High-speed crash: 'I couldn't believe they were alive'

Author
Anneke Smith, Hawkes Bay Today,
Publish Date
Mon, 19 Feb 2018, 9:03AM

Skid marks, broken glass and car rubber is all that is left at the scene of a two-car crash west of Napier in the early hours of yesterday.

The normally pitch-black rural road glowed with flashing lights at 2.43am after a high-speed crash at the Rotowhenua Rd intersection with Puketitiri Rd put two men - understood to be street racing - into hospital.

A Hawke's Bay District Health Board spokesperson said two males in their early 20s were admitted to the hospital at 3.55am after being involved in a car crash.

Police said it appeared to be a high-speed crash and two people were taken to hospital; one with serious injuries and the other with moderate injuries.

Both were in a stable condition and were still in hospital yesterday afternoon, the DHB spokesperson said.

The early-morning crash rattled Rotowhenua Rd resident Dermott McCaughan, who said he and his wife awoke to noise so loud they thought it was an explosion.

He said he dialled 111 and, when told the crash had already been reported, made his way to the scene.

"One of the guys was running around because he couldn't work out where his friend was.

"Apparently, he ran the whole way down to the road junction trying to find his friend. We could hear him crying. He couldn't work out where is friend was, he was just metres from him."

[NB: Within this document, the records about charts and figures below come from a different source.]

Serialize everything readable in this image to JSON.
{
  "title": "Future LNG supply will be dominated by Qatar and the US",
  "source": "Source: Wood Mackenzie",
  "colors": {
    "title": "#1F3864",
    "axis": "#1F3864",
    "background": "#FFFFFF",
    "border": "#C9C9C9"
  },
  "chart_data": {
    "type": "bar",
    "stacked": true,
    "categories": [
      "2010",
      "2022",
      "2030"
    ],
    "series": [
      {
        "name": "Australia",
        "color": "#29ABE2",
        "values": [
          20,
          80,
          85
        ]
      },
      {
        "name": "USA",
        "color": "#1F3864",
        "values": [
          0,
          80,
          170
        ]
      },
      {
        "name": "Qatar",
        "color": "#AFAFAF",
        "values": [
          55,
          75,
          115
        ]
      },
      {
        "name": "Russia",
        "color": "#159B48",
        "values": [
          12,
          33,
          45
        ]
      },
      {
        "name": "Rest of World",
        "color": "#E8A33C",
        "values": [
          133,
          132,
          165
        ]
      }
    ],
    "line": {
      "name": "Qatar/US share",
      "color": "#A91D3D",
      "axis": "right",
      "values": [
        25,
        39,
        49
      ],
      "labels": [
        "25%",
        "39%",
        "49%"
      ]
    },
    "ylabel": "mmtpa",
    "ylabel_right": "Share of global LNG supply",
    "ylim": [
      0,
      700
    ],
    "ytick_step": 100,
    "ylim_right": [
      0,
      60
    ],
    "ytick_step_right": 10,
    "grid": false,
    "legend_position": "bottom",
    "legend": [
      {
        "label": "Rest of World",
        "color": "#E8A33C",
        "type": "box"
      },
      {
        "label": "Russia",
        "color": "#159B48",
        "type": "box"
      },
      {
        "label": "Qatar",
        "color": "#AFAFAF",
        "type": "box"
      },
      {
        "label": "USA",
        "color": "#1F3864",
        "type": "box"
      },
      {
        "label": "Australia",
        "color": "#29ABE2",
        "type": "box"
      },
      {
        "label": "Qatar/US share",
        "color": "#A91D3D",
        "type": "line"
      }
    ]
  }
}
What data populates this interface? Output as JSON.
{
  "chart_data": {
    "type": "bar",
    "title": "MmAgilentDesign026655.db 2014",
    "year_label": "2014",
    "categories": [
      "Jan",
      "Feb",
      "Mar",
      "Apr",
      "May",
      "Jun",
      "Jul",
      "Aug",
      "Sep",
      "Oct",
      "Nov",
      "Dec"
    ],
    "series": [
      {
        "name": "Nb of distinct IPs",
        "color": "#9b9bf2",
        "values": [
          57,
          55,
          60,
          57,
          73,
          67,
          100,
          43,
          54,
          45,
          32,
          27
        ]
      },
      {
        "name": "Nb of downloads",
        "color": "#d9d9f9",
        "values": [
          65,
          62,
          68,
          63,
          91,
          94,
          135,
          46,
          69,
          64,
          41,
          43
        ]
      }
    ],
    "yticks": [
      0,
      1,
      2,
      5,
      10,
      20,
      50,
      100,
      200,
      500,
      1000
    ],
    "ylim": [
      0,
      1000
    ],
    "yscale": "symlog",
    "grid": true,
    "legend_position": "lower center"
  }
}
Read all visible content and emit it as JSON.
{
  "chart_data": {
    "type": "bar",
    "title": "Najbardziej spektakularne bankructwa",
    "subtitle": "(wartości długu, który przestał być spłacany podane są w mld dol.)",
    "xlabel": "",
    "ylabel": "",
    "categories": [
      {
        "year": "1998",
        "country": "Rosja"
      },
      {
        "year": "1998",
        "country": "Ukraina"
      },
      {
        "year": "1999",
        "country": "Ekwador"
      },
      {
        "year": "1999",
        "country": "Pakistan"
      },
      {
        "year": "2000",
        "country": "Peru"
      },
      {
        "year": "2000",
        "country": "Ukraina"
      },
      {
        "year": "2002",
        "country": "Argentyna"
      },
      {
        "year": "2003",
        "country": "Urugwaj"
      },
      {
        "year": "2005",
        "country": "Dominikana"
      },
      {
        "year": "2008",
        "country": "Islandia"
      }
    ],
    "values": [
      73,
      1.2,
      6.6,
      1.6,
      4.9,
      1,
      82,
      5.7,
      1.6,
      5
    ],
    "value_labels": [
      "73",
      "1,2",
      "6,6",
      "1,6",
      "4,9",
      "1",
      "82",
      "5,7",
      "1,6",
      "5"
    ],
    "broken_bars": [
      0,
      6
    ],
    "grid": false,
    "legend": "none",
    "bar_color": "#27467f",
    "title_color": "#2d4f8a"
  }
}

A 50m stretch of wire fence lining the road and several street signs lay flattened at the scene.

A demolished fence at the scene of the crash. (Photo \ Warren Buckland)

Dirt marks indicated one of the cars had left the road and crossed through another fence before coming to a rest in a grass paddock.

McCaughan said he understood the cars were street racing and had rounded the bend side by side before losing control.

"When I walked down here I couldn't believe these two young men were still alive," McCaughan said.

"It's a fast road and there's a junction where they [boy racers] do donuts. We hear them at night. It doesn't happen too often but when it does it's very noisy."

Several fence posts, including an upright power pole, had red marks on them, matching the red colour of car debris scattered on the side of the road.

McCaughan said he was surprised there weren't more accidents along the narrow stretch of "treacherous" road.

The posted speed limit on Puketitiri Rd is 100km/h but the Rotowhenua resident said that wasn't good enough.

"I think from that junction to Napier should at least be 80km/h, some of it should be 60km/h.

"It's very narrow in places. All it takes is one car to be a little over the line. It's treacherous."